Since I am new to Quicken, I wish to start by setting it up correctly as I believe doing so will reward me later on down the line. How exactly do I correctly record this in Quicken? If I attempt to include the cash balance, that works, but then the reinvestment does not deduct from the cash balance... or I am able to make the reinvestment purchase deduct correctly but then the cash balance is not recorded.

Should I include the dividend payment and then just select the ordinary share purchase? Do I somehow need to create another account just to hold the cash values (if so how)?
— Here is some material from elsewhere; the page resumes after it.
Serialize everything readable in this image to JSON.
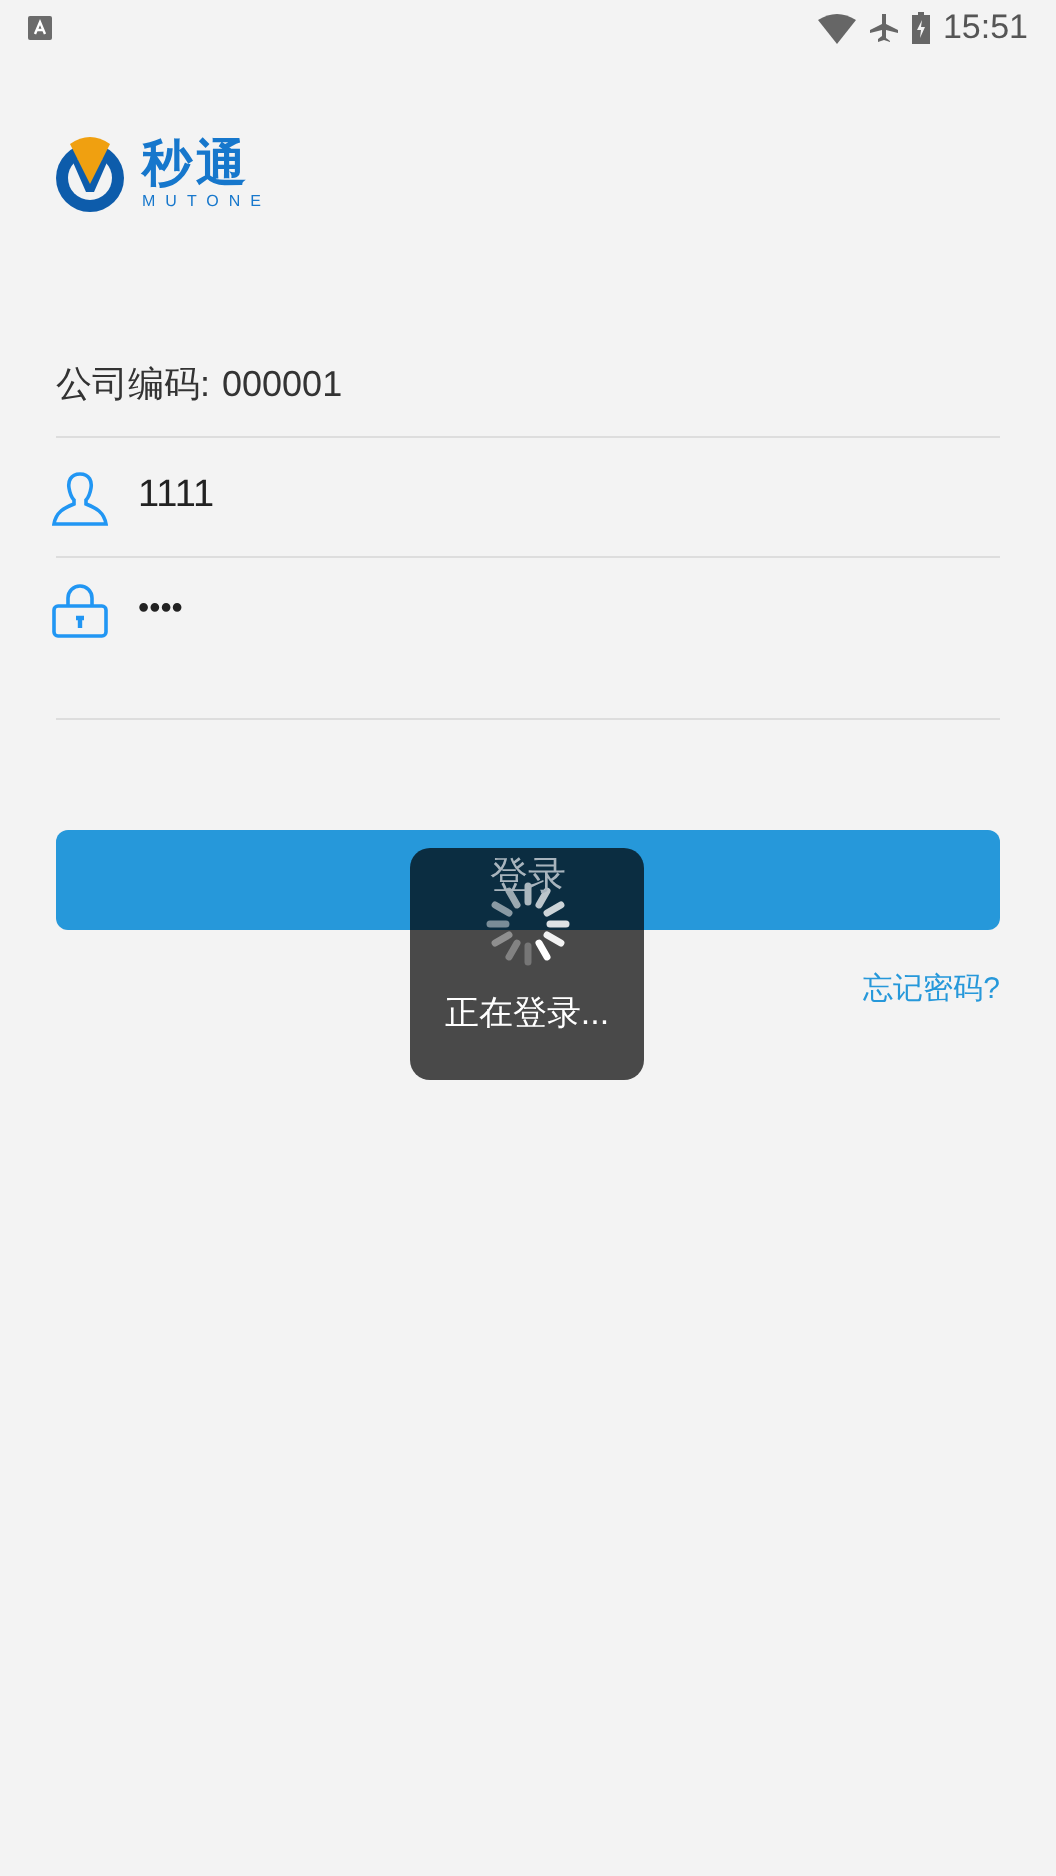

Please advise me the correct way to handle such transactions.

Thanks

Comments

  • NotACPA
    NotACPA SuperUser, Windows Beta Beta
    edited October 2018
    My guess is that your stock holdings might be held at the issuing company, rather than at a brokerage ... but that doesn't matter.

    To record a stock (or any other investment) holding in Q, you need to create an investment account and you need to add the particular stocks to Q's Security List (CTRL-Y).  When creating an account that's at the issuing company, just set it up as a manual account.  If they really are at a brokerage, then you can probably (at your option) set the account to download from the brokerage.
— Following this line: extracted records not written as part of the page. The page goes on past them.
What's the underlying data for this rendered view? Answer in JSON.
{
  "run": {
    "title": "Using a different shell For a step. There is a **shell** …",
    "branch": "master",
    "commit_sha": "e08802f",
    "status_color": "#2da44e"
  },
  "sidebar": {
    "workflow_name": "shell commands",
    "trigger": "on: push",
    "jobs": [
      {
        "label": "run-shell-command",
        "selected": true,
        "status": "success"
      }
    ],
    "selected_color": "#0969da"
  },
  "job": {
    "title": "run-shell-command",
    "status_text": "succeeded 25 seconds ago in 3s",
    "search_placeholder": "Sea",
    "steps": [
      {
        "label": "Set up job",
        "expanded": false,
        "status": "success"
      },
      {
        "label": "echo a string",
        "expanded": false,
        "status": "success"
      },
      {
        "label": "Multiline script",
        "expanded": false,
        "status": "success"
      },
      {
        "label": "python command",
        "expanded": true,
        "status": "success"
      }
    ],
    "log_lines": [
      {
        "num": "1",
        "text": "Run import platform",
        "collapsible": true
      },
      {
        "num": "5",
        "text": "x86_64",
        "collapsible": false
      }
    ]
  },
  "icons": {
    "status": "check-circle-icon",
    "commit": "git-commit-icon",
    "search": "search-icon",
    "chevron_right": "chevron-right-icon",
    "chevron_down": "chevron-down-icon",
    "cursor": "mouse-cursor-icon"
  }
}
    If the stocks are held at several issuing companies, you can still record them in Q as being in a single account.

    Then, show the initial purchase transaction in the account and any ReinvDiv transactions. "Invest - Income Reinvested" is one of the standard "actions" in an investment account.

    If you don't require the degree of accuracy that a "Buy" would bring, you can just do a "Shs Added" transaction to get that initial position. 

    Also, a ReinvDiv transaction isn't supposed to impact the accounts cash balance ... because the Div received is immediately consumed by the Reinv (aka, buy) side of the transaction.  Existing cash in the account isn't touched by this.
    Q user since DOS version 5
    Now running Quicken Windows Subscription,  Home & Business
    Retired "Certified Information Systems Auditor" & Bank Audit VP
  • q_lurker
    q_lurker SuperUser ✭✭✭✭✭
    edited May 2018
    It sounds to me as if your reinvestment plan might only purchase whole shares (or some similar limitation).  So if you get a $45 dividend and the stock is selling at $20/share, your reinvestment buys 2 shares and leaves you with $5 to carry over as cash to the next cycle.  

    If that is the right picture, you best pattern (IMO) would be to treat these as separate dividends and purchases.  The Quicken Reinvest Dividend action always reinvests the entire dividend which does not seem to be your case.  There are some subtle distinctions between the one-piece Reinvestment approach and the two-piece Div and Buy approach, but you need not get bothered by those differences.  The basic end result is the same.  

    HTH
  • Unknown
    Unknown Member
    edited October 2018
    Thank you for the responses. You are correct q.lurker, I receive the dividend as 'cash', for example $45, then stock is purchased at $20/share minus commission. The remaining amount is then held and added on to the next dividend payment months later. This is primarily why I find it useful to track the cash balance as well.

    NotACPA, It is odd to me that ReInvDiv does not subtract from the cash balance, but seemingly it is me that is not used to the normal.

    The regular dividend payment approach would increment the cash balance, followed by a regular Buy... that looks like it should work. Any downsides? Are there any foreseeable problems later down the line when I may wish to create reports, or file tax returns? I hope you understand.

    Thanks,
  • NotACPA
    NotACPA SuperUser, Windows Beta Beta
    edited December 2016
    Andy said:

    Thank you for the responses. You are correct q.lurker, I receive the dividend as 'cash', for example $45, then stock is purchased at $20/share minus commission. The remaining amount is then held and added on to the next dividend payment months later. This is primarily why I find it useful to track the cash balance as well.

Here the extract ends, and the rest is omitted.